So, I ask you all one very simple question. Is judging something real or an illusion an act of ego or an act of Divine knowledge?
Every time I hear “this is a dream” or “you are dreaming, man” or “be aware of the dream” something just does not sit right with me. It’s as if I have to force myself to believe this dream stuff. Perhaps “force” isn’t a good word, but it’s as if I am eating a rotten apple and pretending it tastes good. I am eating it because I want to know it, but something is telling me that what I am eating just isn’t right for me.
Here is what I know to this point. I am present in a creation in which I had no part in my memory. In this creation I have certain abilities to create. However, I have no abilities to change the media that the creation itself is present in. I can change the sculpture but I can’t change the marble no matter how much I try or believe I can. It remains marble. Storms rage. Tsunamis strike. Earthquakes rumble and galaxies collide. Suns burn out and die. Novas create regardless of how much I think none of it is real. To those that say the darkness cannot defeat the light I just need to point to the center of the Milky Way to prove otherwise.
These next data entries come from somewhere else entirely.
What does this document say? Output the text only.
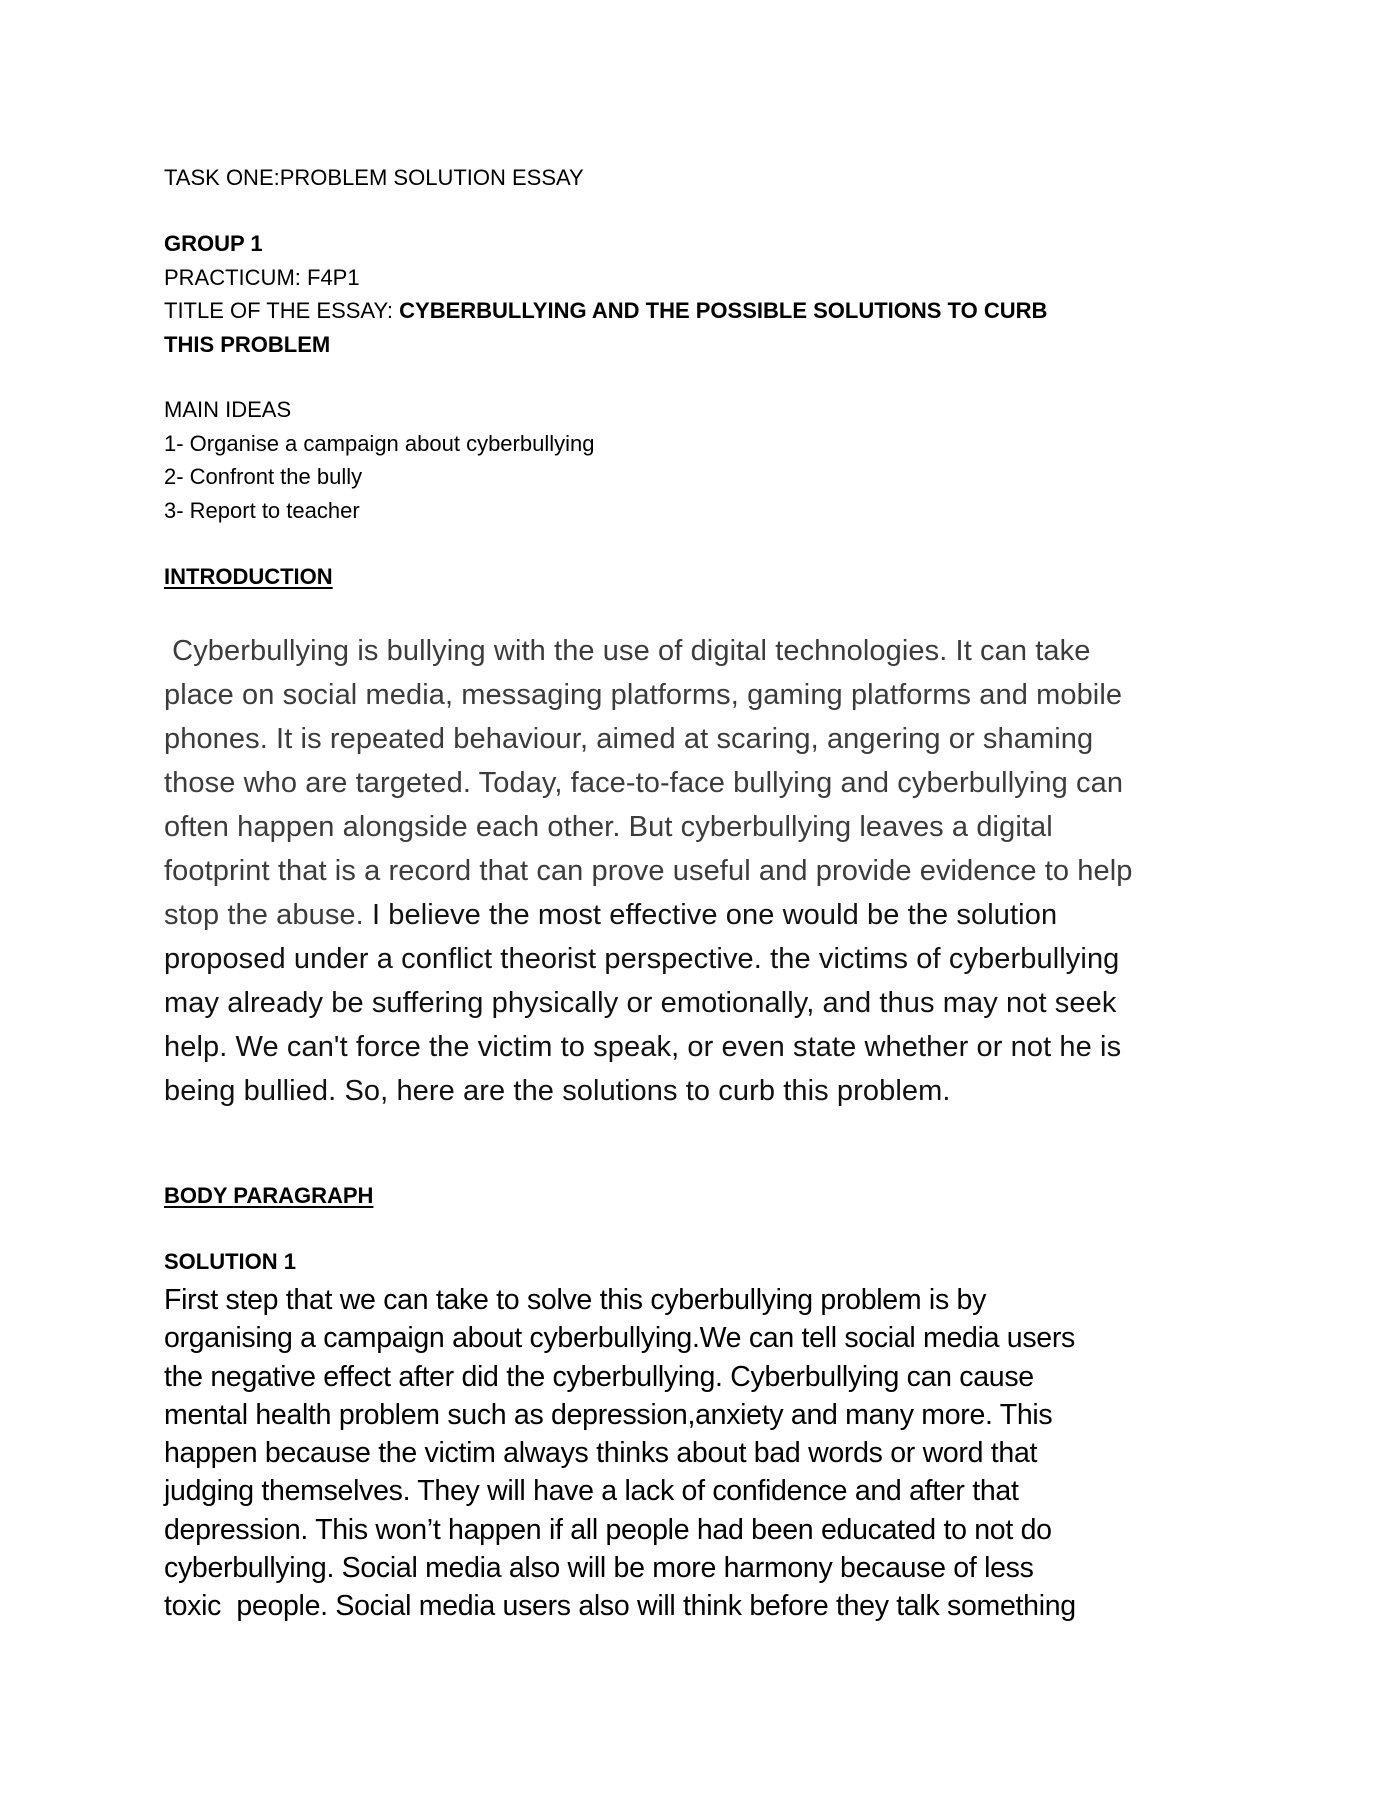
TASK ONE:PROBLEM SOLUTION ESSAY
GROUP 1
PRACTICUM: F4P1
TITLE OF THE ESSAY: CYBERBULLYING AND THE POSSIBLE SOLUTIONS TO CURB
THIS PROBLEM
MAIN IDEAS
1- Organise a campaign about cyberbullying
2- Confront the bully
3- Report to teacher
INTRODUCTION
Cyberbullying is bullying with the use of digital technologies. It can take
place on social media, messaging platforms, gaming platforms and mobile
phones. It is repeated behaviour, aimed at scaring, angering or shaming
those who are targeted. Today, face-to-face bullying and cyberbullying can
often happen alongside each other. But cyberbullying leaves a digital
footprint that is a record that can prove useful and provide evidence to help
stop the abuse. I believe the most effective one would be the solution
proposed under a conflict theorist perspective. the victims of cyberbullying
may already be suffering physically or emotionally, and thus may not seek
help. We can't force the victim to speak, or even state whether or not he is
being bullied. So, here are the solutions to curb this problem.
BODY PARAGRAPH
SOLUTION 1
First step that we can take to solve this cyberbullying problem is by
organising a campaign about cyberbullying.We can tell social media users
the negative effect after did the cyberbullying. Cyberbullying can cause
mental health problem such as depression,anxiety and many more. This
happen because the victim always thinks about bad words or word that
judging themselves. They will have a lack of confidence and after that
depression. This won’t happen if all people had been educated to not do
cyberbullying. Social media also will be more harmony because of less
toxic  people. Social media users also will think before they talk something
In a universe of relativity there will always need to be an opposite.
Yet, to some I am dreaming. Fine, I get it. But what do I do with the voice that tells me that in judging something as a “dream” I am creating it as a dream. What part of me is the creator in this situation? Is it me the Being knowing what I know in Absoluteness or is it me that man thinking what I know in ego? The voice inside me simply says, “Let it go. You cannot fathom the marble you are using, you only know the chisel and what you see. Allow it to be and focus on the sculpture.”
So that is where I am at. So I turn to you, and ask simply and humbly, “is judging this existence as a dream an act of ego or and act of God?”